Dalam sebuah acara yang diadakan pada waktu yang tidak disebutkan, beliau mengingatkan bahwa pesantren bukan sekadar tempat belajar agama, melainkan lembaga pembentukan karakter, kepemimpinan, dan keilmuan yang dapat menjawab tantangan zaman.
- Menumbuhkan kepemimpinan berlandaskan nilai Islam yang moderat.
- Menyediakan pendidikan yang terintegrasi antara ilmu agama dan ilmu umum.
- Mengembangkan jiwa kewirausahaan dan inovasi di kalangan santri.
- Menjaga keberlanjutan nilai-nilai luhur pendiri NU, KH Abdul Wahab Hasbullah.
Menag menambahkan bahwa pemerintah siap meningkatkan alokasi anggaran, memperkuat kurikulum, serta memperluas jaringan kolaborasi antara pesantren, perguruan tinggi, dan dunia usaha. Hal ini dimaksudkan agar lulusan pesantren tidak hanya memiliki bekal spiritual, tetapi juga kompetensi yang dibutuhkan pasar kerja modern.

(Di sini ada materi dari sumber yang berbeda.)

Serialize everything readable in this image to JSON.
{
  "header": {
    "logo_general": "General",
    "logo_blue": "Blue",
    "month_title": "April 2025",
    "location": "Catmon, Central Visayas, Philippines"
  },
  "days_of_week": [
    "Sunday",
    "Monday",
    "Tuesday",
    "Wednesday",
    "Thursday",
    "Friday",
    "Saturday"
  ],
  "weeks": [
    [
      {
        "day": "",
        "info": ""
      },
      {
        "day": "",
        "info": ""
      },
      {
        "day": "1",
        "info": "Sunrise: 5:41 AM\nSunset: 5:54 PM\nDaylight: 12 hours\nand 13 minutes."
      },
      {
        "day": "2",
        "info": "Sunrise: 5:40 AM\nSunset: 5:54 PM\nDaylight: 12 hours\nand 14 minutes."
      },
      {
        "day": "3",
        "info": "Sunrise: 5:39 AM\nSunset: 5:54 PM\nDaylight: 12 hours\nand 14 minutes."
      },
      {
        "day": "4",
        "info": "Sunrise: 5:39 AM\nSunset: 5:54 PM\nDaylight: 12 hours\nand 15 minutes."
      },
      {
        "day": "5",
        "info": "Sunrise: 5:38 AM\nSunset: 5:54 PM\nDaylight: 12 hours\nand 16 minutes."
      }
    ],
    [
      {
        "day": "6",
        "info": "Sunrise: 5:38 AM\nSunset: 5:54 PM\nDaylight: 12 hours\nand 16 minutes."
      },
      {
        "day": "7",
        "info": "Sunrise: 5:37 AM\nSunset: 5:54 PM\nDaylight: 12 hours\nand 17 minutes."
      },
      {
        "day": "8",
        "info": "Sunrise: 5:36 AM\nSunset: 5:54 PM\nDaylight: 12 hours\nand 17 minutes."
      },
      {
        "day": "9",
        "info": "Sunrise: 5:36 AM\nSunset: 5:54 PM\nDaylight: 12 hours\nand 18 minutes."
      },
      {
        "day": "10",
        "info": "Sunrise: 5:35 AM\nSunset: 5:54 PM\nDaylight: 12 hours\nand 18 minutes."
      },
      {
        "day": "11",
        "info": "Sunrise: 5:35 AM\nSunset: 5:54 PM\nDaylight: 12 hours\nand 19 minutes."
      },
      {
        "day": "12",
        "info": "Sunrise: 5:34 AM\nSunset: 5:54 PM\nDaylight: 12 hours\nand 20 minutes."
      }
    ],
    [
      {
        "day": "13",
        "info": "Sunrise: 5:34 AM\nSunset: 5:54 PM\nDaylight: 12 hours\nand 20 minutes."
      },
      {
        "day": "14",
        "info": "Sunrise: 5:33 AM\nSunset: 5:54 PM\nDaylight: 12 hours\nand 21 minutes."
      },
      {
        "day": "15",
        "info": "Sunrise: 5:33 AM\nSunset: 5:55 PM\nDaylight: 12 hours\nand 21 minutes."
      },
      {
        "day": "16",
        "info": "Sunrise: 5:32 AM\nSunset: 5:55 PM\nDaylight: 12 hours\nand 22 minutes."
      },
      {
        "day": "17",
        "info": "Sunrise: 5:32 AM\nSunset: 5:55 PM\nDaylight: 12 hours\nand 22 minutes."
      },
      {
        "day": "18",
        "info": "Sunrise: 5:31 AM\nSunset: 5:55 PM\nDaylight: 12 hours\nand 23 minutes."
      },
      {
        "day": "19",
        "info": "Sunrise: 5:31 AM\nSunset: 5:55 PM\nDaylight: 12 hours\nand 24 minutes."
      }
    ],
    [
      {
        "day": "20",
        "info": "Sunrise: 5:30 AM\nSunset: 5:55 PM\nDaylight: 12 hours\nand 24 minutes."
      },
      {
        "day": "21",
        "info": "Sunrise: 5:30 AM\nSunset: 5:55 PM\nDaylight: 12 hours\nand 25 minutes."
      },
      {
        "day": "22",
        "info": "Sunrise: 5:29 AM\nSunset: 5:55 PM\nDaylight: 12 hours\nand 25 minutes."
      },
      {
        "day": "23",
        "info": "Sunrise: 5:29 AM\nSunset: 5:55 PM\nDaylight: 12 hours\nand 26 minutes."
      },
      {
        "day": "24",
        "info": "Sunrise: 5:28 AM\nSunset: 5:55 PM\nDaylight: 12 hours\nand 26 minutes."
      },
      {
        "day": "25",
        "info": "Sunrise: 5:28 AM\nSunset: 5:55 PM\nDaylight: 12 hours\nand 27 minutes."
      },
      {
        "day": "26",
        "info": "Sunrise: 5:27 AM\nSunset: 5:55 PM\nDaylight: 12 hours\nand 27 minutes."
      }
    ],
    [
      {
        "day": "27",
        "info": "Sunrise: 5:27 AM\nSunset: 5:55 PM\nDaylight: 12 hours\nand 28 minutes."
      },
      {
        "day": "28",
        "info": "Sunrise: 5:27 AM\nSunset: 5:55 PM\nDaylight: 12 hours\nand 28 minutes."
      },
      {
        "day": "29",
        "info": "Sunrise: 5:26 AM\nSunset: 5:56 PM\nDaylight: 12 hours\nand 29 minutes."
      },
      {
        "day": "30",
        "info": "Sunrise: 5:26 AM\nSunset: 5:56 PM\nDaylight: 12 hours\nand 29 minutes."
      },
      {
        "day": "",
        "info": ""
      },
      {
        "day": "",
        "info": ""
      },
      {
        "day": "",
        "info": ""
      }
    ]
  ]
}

Sejarah KH Abdul Wahab Hasbullah sebagai pendiri Nahdlatul Ulama dijadikan contoh konkret. Beliau berhasil menyatukan ragam pesantren di tanah Jawa, mengedepankan toleransi, dan menegakkan prinsip kebangsaan. Menag berharap generasi santri masa kini dapat meneladani semangat tersebut, menjadi agen perubahan yang dapat memperkuat persatuan serta memajukan bangsa.
Dengan dorongan ini, diharapkan pesantren di seluruh Indonesia dapat bertransformasi menjadi pusat pembelajaran yang menghasilkan pemimpin, profesional, dan wirausahawan yang beretika, sekaligus memperkuat identitas keagamaan yang moderat.